Some reviewers might criticise the short term follow up of this study to detect secondary malgnicies and tissue malformation after growth. Therefore, to further inform, data from the PBT planing has to be included: a) radiation dose at a defined point in the CNS (e.g. Chiamsa opticum), b) at the orbital bones, c) at the optic nerve, d)at the lens, e) at the cornea. These data have to be also discussed with radiation dose from previous ERBT in RB. Has the study group seen any benefit regarding the PBT dose burden of the health tissue in and around the eye?
Standard Diviation values for age and mean follow has to be included. Also testing for Gaussian disturbution for age and mean follow might be tested.
Author Response
Thank you very much for your time and effort in revising our manuscript. We appreciate that and have implemented your suggestions for improvement wherever possible.
Below you will find our revisions and responses to your suggestions:
The IRB has been waived according to the retrospective character of the study, which is acceptable. The summary, the abstract, the M&M section als well the conclusion should inform about the retrospective character. Also the reasons for waiving the IRB has to be explored in the M&M section.
The retrospective study nature was added to the requested manuscript sections, as were the reasons for not obtaining an ethics vote (L 28, 39, 94-95).
Some reviewers might criticise the short term follow up of this study to detect secondary malgnicies and tissue malformation after growth. Therefore, to further inform, data from the PBT planing has to be included: a) radiation dose at a defined point in the CNS (e.g. Chiamsa opticum), b) at the orbital bones, c) at the optic nerve, d)at the lens, e) at the cornea. These data have to be also discussed with radiation dose from previous ERBT in RB. Has the study group seen any benefit regarding the PBT dose burden of the health tissue in and around the eye?

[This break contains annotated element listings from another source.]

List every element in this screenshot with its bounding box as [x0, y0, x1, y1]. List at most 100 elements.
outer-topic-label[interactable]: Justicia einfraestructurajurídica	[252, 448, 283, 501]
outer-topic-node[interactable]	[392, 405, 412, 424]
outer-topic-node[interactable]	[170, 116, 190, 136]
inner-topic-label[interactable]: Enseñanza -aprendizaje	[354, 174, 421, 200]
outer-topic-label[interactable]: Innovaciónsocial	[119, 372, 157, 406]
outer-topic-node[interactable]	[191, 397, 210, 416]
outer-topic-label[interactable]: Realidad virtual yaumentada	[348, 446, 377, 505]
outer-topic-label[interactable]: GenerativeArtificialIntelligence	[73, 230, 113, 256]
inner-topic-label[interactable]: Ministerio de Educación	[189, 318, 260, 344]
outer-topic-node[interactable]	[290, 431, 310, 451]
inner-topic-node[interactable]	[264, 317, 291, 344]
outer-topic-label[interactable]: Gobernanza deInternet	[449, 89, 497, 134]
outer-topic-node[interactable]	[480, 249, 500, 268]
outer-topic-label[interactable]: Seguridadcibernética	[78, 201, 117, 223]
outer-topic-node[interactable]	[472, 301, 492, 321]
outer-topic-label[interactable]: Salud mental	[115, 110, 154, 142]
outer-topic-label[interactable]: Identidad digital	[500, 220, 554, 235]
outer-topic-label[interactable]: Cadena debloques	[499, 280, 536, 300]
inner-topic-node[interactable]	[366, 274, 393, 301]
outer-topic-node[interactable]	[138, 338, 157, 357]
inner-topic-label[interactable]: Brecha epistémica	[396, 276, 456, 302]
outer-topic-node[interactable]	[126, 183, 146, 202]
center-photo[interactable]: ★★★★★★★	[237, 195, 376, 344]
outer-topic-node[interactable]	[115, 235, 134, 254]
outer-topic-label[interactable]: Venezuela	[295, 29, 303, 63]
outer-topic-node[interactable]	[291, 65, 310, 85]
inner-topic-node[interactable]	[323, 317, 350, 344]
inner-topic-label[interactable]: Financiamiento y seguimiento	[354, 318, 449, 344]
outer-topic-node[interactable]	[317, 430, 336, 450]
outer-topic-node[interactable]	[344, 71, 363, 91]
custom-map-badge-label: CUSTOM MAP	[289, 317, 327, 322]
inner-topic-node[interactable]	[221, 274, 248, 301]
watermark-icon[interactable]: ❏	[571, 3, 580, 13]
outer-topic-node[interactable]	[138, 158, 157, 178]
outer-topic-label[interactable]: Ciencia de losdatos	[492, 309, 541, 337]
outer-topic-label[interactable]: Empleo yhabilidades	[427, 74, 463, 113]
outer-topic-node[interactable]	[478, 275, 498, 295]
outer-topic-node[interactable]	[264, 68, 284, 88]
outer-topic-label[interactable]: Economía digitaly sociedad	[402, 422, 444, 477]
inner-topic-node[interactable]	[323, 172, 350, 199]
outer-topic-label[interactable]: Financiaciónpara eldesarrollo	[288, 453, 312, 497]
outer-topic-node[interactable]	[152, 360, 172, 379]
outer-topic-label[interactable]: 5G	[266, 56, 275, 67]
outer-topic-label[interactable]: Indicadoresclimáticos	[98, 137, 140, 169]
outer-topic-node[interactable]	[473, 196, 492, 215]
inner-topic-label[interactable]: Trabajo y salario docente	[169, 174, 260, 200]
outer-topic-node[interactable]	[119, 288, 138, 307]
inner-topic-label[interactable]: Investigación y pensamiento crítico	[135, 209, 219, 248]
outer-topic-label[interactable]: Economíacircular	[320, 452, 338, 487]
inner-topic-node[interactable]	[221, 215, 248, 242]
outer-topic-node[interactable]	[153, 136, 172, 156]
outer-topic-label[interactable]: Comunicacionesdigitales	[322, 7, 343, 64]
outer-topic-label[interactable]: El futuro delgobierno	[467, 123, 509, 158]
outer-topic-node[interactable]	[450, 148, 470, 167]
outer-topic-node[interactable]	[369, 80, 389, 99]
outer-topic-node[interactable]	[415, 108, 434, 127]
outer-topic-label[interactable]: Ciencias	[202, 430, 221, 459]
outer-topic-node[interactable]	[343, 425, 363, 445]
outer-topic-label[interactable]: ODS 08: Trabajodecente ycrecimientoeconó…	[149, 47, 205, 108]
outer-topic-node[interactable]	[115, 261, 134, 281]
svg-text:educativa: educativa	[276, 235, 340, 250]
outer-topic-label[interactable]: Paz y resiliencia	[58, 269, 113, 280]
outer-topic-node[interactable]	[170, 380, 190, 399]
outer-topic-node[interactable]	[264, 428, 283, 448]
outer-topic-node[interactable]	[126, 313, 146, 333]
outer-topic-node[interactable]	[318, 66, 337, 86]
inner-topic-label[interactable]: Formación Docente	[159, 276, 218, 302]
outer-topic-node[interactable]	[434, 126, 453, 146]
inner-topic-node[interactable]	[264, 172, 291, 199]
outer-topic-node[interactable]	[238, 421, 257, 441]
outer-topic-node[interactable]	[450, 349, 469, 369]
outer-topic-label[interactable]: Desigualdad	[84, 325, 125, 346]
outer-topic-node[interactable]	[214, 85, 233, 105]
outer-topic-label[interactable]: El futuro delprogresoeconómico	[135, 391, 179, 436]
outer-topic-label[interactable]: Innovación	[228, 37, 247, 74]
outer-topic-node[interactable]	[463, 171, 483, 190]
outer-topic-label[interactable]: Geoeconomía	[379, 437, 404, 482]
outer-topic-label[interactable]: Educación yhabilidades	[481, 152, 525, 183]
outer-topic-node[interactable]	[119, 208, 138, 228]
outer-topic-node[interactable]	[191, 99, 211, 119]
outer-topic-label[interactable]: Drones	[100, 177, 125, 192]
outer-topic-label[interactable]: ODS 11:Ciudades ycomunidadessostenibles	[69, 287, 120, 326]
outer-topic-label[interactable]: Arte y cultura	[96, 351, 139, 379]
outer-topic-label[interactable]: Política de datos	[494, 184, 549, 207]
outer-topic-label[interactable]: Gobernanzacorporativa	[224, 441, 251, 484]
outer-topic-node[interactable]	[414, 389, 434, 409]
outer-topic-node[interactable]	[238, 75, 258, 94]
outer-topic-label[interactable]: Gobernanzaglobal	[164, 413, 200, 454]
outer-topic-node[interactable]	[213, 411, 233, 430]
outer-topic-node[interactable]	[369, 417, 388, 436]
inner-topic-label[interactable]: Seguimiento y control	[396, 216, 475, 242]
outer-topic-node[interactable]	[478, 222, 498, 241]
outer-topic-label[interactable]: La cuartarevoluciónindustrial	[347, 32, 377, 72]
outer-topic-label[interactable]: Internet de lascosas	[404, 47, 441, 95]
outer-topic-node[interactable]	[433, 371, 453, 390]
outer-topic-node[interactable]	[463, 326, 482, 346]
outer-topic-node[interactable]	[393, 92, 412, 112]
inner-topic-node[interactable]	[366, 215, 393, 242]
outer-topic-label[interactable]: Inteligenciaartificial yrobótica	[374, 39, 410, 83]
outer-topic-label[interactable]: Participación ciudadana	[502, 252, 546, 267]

We thank reviewer 4 for this comment, which emphasizes the undoubtedly important comparison between conventional radiation and PBRT. Comparative planning with conventional radiotherapy, however, is scheduled as a separate study as it would go beyond the scope of this study.
Standard Diviation values for age and mean follow has to be included. Also testing for Gaussian disturbution for age and mean follow might be tested.
Added without Gaussion distribution (L 127, 130).
Round 2
Reviewer 2 Report
Please add the metastatic rate in the abstract. Then this paper can be accepted
Author Response
Thanks again for the helpful comments and remarks.
The metastatis rate was added to the abstract.